Running Prometheus twice shouldn't be a major issue especially if the two versions are focussed on different targets (and possibly run in different nodes though), so for example if your Prom is focussed on Node Exporter and Application Metrics, and the Istio Prom is only looking at Istio resources. That would keep it cleaner, and you can deploy your own Prometheus and other tools in a dedicated monitoring namespace. Here’s a blog and video I wrote about Prometheus deployment which covers namespaces and basic Prometheus/Node Exporter deployment.

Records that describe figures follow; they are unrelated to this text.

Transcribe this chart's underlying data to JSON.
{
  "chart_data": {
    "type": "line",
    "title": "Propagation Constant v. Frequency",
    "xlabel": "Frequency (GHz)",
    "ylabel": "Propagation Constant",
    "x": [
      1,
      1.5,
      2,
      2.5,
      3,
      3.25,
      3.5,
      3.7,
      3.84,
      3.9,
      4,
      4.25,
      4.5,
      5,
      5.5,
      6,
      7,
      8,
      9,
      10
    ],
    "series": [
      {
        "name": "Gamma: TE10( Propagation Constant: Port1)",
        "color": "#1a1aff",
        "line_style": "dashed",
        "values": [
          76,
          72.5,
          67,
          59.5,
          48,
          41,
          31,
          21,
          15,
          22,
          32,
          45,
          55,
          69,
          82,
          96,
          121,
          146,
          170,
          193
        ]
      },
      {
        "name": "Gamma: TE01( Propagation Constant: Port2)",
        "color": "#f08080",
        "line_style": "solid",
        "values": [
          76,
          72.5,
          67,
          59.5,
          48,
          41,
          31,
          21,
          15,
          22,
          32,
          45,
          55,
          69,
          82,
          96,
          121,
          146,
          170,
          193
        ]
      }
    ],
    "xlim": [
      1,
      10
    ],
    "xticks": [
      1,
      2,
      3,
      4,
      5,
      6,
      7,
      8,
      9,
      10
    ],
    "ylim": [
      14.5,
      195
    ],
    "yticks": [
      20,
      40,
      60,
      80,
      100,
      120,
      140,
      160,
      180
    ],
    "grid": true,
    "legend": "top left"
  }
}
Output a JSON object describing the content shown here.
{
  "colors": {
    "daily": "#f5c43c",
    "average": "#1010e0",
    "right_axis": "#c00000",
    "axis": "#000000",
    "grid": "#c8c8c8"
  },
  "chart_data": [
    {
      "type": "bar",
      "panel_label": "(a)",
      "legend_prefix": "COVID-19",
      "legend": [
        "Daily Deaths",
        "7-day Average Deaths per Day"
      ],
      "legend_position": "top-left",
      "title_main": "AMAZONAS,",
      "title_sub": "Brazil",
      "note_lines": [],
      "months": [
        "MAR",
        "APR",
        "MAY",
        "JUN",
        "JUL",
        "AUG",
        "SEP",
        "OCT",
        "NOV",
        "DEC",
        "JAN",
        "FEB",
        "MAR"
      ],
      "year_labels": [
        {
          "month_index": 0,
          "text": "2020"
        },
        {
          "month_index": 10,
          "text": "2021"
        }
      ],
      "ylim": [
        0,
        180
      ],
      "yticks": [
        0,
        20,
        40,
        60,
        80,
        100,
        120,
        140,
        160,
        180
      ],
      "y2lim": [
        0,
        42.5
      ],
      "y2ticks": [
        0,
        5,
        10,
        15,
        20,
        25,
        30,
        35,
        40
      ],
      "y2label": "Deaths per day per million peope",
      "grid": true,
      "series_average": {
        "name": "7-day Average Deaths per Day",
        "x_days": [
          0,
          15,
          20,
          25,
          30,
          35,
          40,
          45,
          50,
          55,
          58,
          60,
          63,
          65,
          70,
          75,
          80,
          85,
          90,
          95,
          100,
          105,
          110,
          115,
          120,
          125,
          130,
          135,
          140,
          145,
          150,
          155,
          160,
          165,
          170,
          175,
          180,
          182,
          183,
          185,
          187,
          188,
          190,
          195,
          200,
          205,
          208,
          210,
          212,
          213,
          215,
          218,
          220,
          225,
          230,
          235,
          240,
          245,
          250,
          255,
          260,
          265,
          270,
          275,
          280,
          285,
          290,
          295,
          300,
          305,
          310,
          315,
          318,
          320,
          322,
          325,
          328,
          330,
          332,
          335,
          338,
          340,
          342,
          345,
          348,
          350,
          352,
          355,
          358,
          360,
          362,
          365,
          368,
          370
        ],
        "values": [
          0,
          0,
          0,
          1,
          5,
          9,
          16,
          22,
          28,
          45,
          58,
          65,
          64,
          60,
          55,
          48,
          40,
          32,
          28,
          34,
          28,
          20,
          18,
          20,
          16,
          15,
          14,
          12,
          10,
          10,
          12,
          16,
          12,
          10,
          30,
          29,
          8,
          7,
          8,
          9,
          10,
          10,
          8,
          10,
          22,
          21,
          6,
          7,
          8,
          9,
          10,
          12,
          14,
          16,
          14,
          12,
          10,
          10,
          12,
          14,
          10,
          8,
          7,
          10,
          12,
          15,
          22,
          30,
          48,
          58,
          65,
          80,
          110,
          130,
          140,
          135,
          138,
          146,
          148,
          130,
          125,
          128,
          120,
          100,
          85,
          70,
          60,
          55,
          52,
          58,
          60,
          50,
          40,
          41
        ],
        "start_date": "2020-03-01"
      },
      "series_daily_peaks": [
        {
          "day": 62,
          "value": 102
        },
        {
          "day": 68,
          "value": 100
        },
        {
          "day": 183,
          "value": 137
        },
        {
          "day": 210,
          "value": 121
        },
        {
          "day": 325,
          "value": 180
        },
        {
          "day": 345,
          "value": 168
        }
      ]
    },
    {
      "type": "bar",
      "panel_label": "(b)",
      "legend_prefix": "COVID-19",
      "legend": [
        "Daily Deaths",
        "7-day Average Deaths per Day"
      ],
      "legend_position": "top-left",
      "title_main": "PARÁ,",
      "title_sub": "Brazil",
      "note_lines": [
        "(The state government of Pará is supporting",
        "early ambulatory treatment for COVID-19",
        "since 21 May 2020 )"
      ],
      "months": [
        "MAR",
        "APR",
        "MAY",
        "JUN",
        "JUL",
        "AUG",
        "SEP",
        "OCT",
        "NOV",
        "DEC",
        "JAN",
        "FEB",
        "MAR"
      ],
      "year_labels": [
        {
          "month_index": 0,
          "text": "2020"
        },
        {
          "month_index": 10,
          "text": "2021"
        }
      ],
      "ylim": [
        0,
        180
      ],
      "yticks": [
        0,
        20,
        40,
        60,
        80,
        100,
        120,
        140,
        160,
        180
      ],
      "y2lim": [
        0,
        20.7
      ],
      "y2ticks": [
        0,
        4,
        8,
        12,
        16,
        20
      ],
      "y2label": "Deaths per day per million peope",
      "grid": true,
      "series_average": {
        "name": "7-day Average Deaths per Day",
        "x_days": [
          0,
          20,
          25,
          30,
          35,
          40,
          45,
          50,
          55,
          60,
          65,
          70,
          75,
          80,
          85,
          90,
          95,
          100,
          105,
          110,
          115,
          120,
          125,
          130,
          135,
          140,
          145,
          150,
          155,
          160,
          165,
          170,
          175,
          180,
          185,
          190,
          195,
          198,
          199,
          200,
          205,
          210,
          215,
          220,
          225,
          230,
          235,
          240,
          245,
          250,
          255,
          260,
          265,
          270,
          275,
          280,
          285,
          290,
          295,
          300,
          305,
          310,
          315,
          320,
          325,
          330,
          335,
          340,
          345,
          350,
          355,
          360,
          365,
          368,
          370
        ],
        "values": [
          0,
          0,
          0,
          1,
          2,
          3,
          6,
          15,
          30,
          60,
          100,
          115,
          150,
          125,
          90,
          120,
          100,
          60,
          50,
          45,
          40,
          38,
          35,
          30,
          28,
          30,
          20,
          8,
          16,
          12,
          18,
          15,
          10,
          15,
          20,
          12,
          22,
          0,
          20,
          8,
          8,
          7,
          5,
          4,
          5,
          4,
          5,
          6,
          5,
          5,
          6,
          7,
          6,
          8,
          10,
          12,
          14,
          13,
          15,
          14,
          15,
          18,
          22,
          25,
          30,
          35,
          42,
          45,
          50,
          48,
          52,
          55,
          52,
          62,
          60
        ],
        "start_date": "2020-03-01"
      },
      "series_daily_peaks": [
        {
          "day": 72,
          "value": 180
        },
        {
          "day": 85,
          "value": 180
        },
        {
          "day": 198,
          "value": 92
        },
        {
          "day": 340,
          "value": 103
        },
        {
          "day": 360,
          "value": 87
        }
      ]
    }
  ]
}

Another option would be to use the Prometheus remote storage option and a remote, hosted version of Grafana. Metricfire (who I work for) provide remote storage and allow you to query that storage directly through a datasource in Grafana instead of targeting your local Prometheus. You can add remote storage details to any Prometheus config, including the Istio Prom if you like, and send it to Metricfire to host and create dashboards from (here’s a blog post I wrote about where to find prometheus.yaml for different deployment methods, if that helps). That would allow you to view metrics from both Proms side by side in the same dashboard.

You can also install the Istio dashboards there - you can find them in the Grafana site: (https://grafana.com/grafana/dashboards?search=istio). Having your metrics and the Istio metrics in the same location means you can also look at them side by side, and keep them for longer if you need to analyse any performance trends.